Under the guise of transitioning to “safe and reliable” hardware and software, the CCP’s Information Technology Security Evaluation Center has created a list of companies that government agencies are allowed to purchase from. This list notably excludes the biggest PC chipmakers in the world, Intel and AMD, and the creator of the leading operating system, Microsoft. All three companies are based in the US.
Naturally, the list of safe and reliable vendors includes Chinese competitors like Huawei. The Financial Times reports that the guidelines were unveiled in December of last year, but have finally begun to be enforced as policy this week. All government agencies above the township level will be held to this standard, but the ban does not apply to consumers or corporations.

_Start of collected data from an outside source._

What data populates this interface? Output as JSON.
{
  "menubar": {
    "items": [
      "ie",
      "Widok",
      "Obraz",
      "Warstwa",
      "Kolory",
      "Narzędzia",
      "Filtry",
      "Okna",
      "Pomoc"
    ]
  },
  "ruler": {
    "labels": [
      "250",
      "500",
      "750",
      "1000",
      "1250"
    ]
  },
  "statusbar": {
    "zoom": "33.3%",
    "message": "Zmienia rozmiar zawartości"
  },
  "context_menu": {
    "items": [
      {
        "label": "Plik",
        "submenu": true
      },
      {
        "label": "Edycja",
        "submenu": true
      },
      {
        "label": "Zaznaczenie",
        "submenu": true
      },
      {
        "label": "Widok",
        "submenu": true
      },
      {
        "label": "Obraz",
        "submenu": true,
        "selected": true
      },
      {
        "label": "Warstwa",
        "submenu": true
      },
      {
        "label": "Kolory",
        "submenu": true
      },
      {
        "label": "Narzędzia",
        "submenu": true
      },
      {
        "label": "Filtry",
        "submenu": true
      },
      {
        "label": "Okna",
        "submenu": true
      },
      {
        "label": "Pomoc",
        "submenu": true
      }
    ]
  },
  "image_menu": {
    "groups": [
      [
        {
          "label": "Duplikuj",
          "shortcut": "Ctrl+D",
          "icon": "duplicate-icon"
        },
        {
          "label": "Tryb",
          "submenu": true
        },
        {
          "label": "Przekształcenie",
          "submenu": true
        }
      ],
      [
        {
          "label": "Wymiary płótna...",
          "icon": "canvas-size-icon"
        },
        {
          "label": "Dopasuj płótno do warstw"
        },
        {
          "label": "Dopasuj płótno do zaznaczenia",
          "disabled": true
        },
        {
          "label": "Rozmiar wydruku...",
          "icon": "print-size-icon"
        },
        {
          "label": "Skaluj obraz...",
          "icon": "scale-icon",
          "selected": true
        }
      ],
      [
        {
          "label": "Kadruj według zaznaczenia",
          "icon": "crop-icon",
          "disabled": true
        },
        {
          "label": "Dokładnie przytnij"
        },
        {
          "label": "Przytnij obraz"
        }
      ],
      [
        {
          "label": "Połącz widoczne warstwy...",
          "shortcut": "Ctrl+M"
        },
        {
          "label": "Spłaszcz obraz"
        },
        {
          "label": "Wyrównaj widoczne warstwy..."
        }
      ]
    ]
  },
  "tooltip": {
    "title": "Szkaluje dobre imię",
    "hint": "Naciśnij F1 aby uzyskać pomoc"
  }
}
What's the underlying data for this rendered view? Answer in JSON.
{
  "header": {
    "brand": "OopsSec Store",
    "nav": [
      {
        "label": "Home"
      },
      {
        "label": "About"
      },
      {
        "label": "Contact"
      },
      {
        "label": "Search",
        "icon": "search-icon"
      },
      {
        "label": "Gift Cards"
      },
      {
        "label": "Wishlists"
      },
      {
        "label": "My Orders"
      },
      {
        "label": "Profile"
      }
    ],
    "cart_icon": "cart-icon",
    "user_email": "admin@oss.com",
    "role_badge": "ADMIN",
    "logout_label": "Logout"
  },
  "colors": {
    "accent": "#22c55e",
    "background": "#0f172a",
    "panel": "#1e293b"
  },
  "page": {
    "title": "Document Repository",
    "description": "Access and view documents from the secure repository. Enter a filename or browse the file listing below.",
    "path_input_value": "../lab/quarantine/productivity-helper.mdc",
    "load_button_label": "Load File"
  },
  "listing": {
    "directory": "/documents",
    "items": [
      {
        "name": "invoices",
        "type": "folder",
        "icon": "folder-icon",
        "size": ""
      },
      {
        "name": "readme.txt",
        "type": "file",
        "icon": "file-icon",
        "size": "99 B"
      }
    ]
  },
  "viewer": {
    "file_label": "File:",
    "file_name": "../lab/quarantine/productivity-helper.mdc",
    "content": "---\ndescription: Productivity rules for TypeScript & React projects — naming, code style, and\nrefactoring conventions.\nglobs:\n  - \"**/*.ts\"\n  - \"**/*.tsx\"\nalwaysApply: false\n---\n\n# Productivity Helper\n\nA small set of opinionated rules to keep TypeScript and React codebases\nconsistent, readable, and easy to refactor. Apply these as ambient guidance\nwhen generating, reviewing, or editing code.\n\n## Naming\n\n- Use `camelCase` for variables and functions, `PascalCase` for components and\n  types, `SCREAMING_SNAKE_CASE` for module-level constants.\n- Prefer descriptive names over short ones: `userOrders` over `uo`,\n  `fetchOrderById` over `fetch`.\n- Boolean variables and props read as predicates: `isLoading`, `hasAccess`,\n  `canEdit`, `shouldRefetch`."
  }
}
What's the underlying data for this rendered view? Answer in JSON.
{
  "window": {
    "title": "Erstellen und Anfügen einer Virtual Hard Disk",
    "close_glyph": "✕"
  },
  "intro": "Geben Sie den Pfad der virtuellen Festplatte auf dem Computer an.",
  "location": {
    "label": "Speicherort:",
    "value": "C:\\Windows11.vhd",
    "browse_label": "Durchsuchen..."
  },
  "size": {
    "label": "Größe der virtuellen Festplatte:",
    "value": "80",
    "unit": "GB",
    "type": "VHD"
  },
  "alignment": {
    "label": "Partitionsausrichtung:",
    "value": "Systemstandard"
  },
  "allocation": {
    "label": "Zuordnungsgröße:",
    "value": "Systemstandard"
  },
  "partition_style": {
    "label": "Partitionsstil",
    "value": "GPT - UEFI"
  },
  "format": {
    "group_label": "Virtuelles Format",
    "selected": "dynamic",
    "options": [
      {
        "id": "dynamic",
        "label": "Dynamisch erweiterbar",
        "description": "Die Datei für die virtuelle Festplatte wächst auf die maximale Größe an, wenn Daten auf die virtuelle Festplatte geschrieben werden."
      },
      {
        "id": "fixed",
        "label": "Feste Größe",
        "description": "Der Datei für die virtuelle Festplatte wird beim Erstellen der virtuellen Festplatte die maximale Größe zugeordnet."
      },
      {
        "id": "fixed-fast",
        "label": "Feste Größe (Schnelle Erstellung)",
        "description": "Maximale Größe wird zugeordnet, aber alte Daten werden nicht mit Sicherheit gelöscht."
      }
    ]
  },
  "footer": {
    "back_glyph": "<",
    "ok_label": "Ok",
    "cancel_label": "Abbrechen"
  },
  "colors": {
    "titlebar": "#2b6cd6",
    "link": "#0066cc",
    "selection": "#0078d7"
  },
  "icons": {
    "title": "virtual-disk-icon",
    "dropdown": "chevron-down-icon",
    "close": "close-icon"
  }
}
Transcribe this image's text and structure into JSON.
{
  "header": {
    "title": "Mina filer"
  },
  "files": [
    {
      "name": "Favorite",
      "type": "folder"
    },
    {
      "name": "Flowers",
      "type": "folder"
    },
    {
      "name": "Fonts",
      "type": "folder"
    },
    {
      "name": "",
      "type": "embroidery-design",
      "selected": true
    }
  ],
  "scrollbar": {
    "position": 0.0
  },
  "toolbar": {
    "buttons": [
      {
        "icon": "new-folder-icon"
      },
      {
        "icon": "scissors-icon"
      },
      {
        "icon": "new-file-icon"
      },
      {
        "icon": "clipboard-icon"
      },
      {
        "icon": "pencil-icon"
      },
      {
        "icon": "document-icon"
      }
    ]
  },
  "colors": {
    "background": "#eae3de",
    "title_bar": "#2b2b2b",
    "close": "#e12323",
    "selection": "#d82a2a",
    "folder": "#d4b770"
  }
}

Microsoft is predicted to see a minimal hit in response to this news (the Chinese government unveiled an official home-grown Linux variant last year), but China drives tens of billions in sales for both AMD and Intel. While it will be a big adjustment for both companies, it’s hardly surprising given recent political trends.
The United States has attempted to cripple Chinese competition to the emerging American AI market by banning sales of some of the most powerful CPU and GPU chips to the country, including some consumer-grade alternatives like high-powered graphics cards. The US is also bolstering investment in domestic chip production with the CHIPS Act, hoping to reduce reliance on production out of Taiwan.
The stock prices of Intel, AMD, and Nvidia all fell slightly following the news.